Snakes are cold-blooded reptiles, meaning their body temperature changes and is contingent on external sources. Almost all have scales, which makes them smooth and dry, reduces friction when they move, and traps moisture when they are in arid climates. Some species can climb trees by digging their scales into the bark. Snakes shed their skin multiple times a year. Called ecdysis, this process removes parasites and provides the snake with room to grow. Most snakes—about 70%—lay eggs. Some, like pythons, incubate their eggs, but most don't. Only the king cobra builds a nest for its eggs. About 30% of snakes give live birth, sea snakes being one example. Snakes in colder climates tend to give live birth; eggs wouldn't survive the cold.

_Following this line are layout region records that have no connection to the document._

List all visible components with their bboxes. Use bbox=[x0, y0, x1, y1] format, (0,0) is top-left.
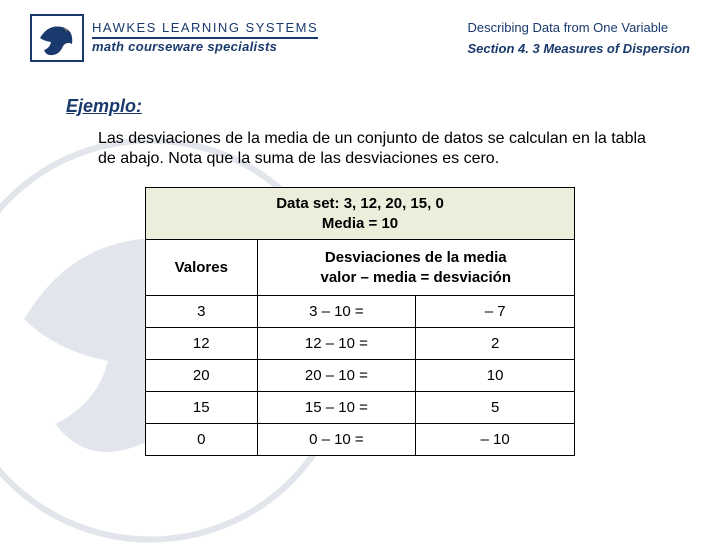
brand-text: HAWKES LEARNING SYSTEMS math courseware … bbox=[92, 14, 318, 54]
table-row: 0 0 – 10 = – 10 bbox=[146, 424, 575, 456]
example-label: Ejemplo: bbox=[66, 96, 720, 117]
brand-block: HAWKES LEARNING SYSTEMS math courseware … bbox=[30, 14, 318, 62]
cell-expr: 3 – 10 = bbox=[257, 296, 416, 328]
cell-value: 15 bbox=[146, 392, 258, 424]
cell-expr: 12 – 10 = bbox=[257, 328, 416, 360]
cell-dev: – 10 bbox=[416, 424, 575, 456]
deviation-table: Data set: 3, 12, 20, 15, 0 Media = 10 Va… bbox=[145, 187, 575, 456]
table-row: 12 12 – 10 = 2 bbox=[146, 328, 575, 360]
col2-line1: Desviaciones de la media bbox=[325, 249, 507, 266]
cell-dev: 10 bbox=[416, 360, 575, 392]
brand-line2: math courseware specialists bbox=[92, 37, 318, 54]
cell-dev: 2 bbox=[416, 328, 575, 360]
slide-header: HAWKES LEARNING SYSTEMS math courseware … bbox=[0, 0, 720, 68]
cell-value: 0 bbox=[146, 424, 258, 456]
col-header-values: Valores bbox=[146, 240, 258, 296]
table-row: 15 15 – 10 = 5 bbox=[146, 392, 575, 424]
cell-dev: 5 bbox=[416, 392, 575, 424]
brand-line1: HAWKES LEARNING SYSTEMS bbox=[92, 20, 318, 35]
cell-expr: 0 – 10 = bbox=[257, 424, 416, 456]
chapter-block: Describing Data from One Variable Sectio… bbox=[467, 14, 690, 56]
cell-expr: 20 – 10 = bbox=[257, 360, 416, 392]
hawk-icon bbox=[34, 18, 80, 58]
chapter-title: Describing Data from One Variable bbox=[467, 20, 690, 35]
cell-value: 12 bbox=[146, 328, 258, 360]
table-row: 20 20 – 10 = 10 bbox=[146, 360, 575, 392]
cell-value: 3 bbox=[146, 296, 258, 328]
section-title: Section 4. 3 Measures of Dispersion bbox=[467, 41, 690, 56]
col2-line2: valor – media = desviación bbox=[321, 269, 512, 286]
cell-dev: – 7 bbox=[416, 296, 575, 328]
col-header-deviations: Desviaciones de la media valor – media =… bbox=[257, 240, 574, 296]
logo-box bbox=[30, 14, 84, 62]
cell-value: 20 bbox=[146, 360, 258, 392]
top-header-line1: Data set: 3, 12, 20, 15, 0 bbox=[276, 195, 444, 212]
table-top-header: Data set: 3, 12, 20, 15, 0 Media = 10 bbox=[146, 188, 575, 240]
top-header-line2: Media = 10 bbox=[322, 215, 398, 232]
table-row: 3 3 – 10 = – 7 bbox=[146, 296, 575, 328]
body-text: Las desviaciones de la media de un conju… bbox=[98, 129, 650, 169]
cell-expr: 15 – 10 = bbox=[257, 392, 416, 424]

While some may call snakes pests, others keep them as pets. They are important to the ecosystem, eating rodents and other animals deemed pests. Snakes are carnivores, meaning they only eat meat. They have forked tongues that they smell with by flicking about. This allows them to detect food and danger. They use the Jacobson's organ located on the roof of their mouth to smell, too. They have "pit holes" in front of their eyes. These openings allow them to sense heat from warm-blooded animals that they might consider to be a tasty meal. Speaking of eyes, snakes don't have eyelids, although they do have a thin membrane called a brille that protects them. They also don't have ears but do have bones in their lower jaws that allow them to feel vibrations from animals near them.

There are around 600 venomous snakes, but of these, only about 200 are dangerous to humans. Only cobras, vipers, and some related species hunt prey using venom. Other snakes kill their prey by swallowing it alive or constricting it until it dies and then swallowing it. Since snakes have no teeth, they almost always swallow their prey whole. They are able to eat animals three times the size of the width of their head, by unhinging their lower jaw from their upper jaw. This being the case, large snakes sometimes eat crocodiles and cows.

Snakes have undulated—that's their slithering crawl—into the hearts of many. Today, on World Snake Day, these snake enthusiasts celebrate and raise awareness about them. Fears and misconceptions about snakes are dispelled, and an effort is made to conserve these cold-blooded reptiles, so that others may cherish them, and so that they may continue to fulfill their crucial role in ecosystems around the world.